Pansy ne savait pas pourquoi cette femme se trouvait ici, dans cette pièce, à attendre le Docteur D. Warren et elle ne voulait certainement pas le savoir. Sans qu’elle ne le veuille, l’apparence de l’inconnue semblait lui hurler qu’elles avaient le même âge, qu’elles s’étaient sans doute croisées à Poudlard, qu’elle aussi avait vécu la guerre d’une façon ou d’une autre, qu’elle n’était pas seule à en garder des séquelles. Elle ne savait pas pourquoi cette femme était ici, et elle ne voulait pas le savoir. Il n’était pas question de porter un autre fardeau que le sien. Les autres ne l’avaient jamais intéressée, et ce n’était pas près de changer. Tout ce qu’elle voulait, c’était son ordonnance.

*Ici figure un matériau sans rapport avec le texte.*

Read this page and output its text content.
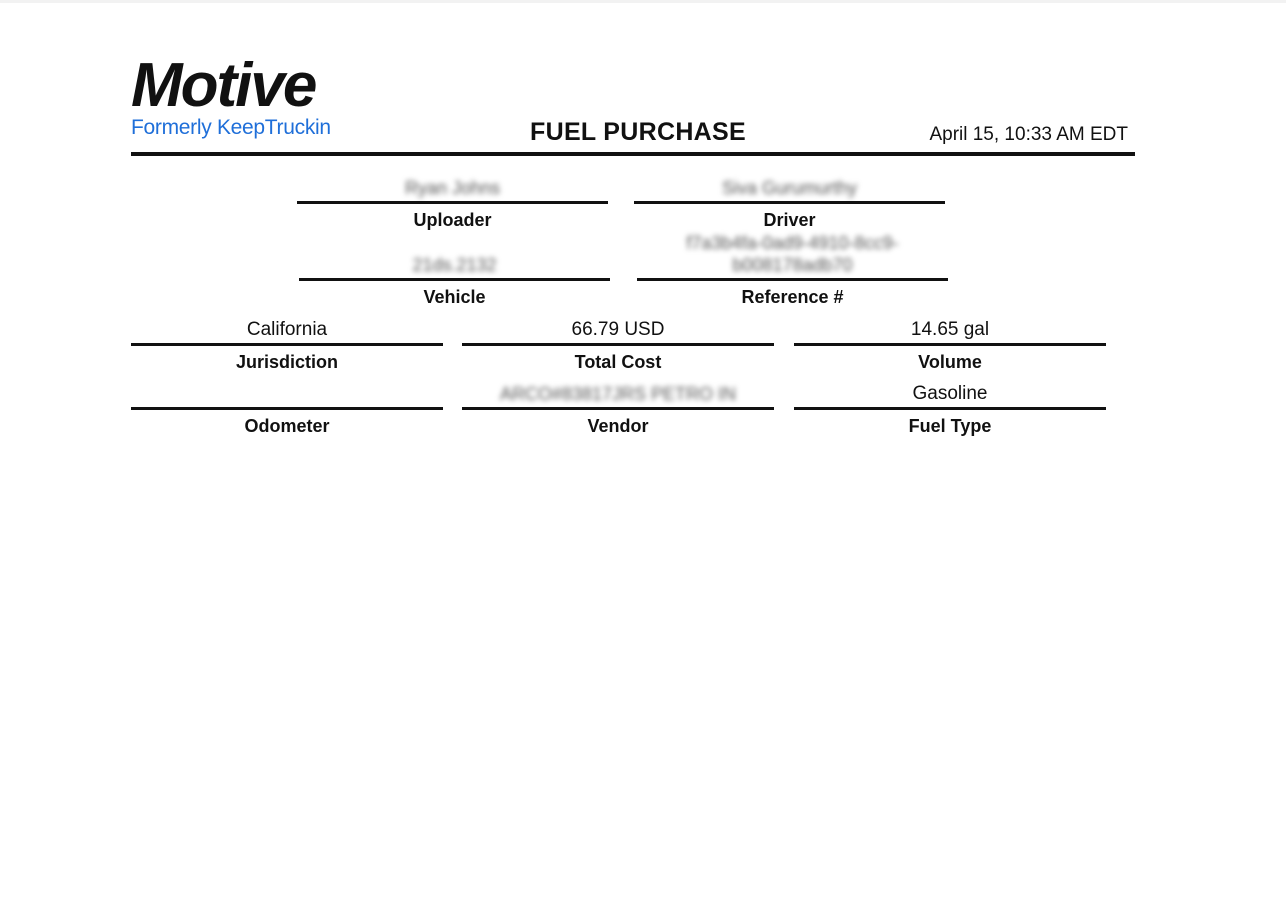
Motive
Formerly KeepTruckin	FUEL PURCHASE	April 15, 10:33 AM EDT
Ryan Johns
Uploader
Siva Gurumurthy
Driver
21ds.2132
Vehicle
f7a3b4fa-0ad9-4910-8cc9-
b008178adb70
Reference #
California
Jurisdiction
66.79 USD
Total Cost
14.65 gal
Volume
Odometer
ARCO#83817JRS PETRO IN
Vendor
Gasoline
Fuel Type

— Il n’est pas déplaisant.
— Pardon ? s’étonna Pansy sans comprendre.
— Votre visage. Il n’est pas déplaisant.
Pour la seconde fois, Pansy ne répliqua pas. Peut-être parce que les changements d’humeur de l’inconnue étaient si rapides qu’elle n’avait pas le temps de la suivre. Peut-être que la jeune femme avait l’air tellement sincère qu’elle fut incapable de mettre sa parole en doute. Ou alors, peut-être était-ce parce que ses grands yeux, d’un bleu trop clair, rivés sur elle la troublaient brusquement un peu trop pour qu’elle trouve quelque chose à dire.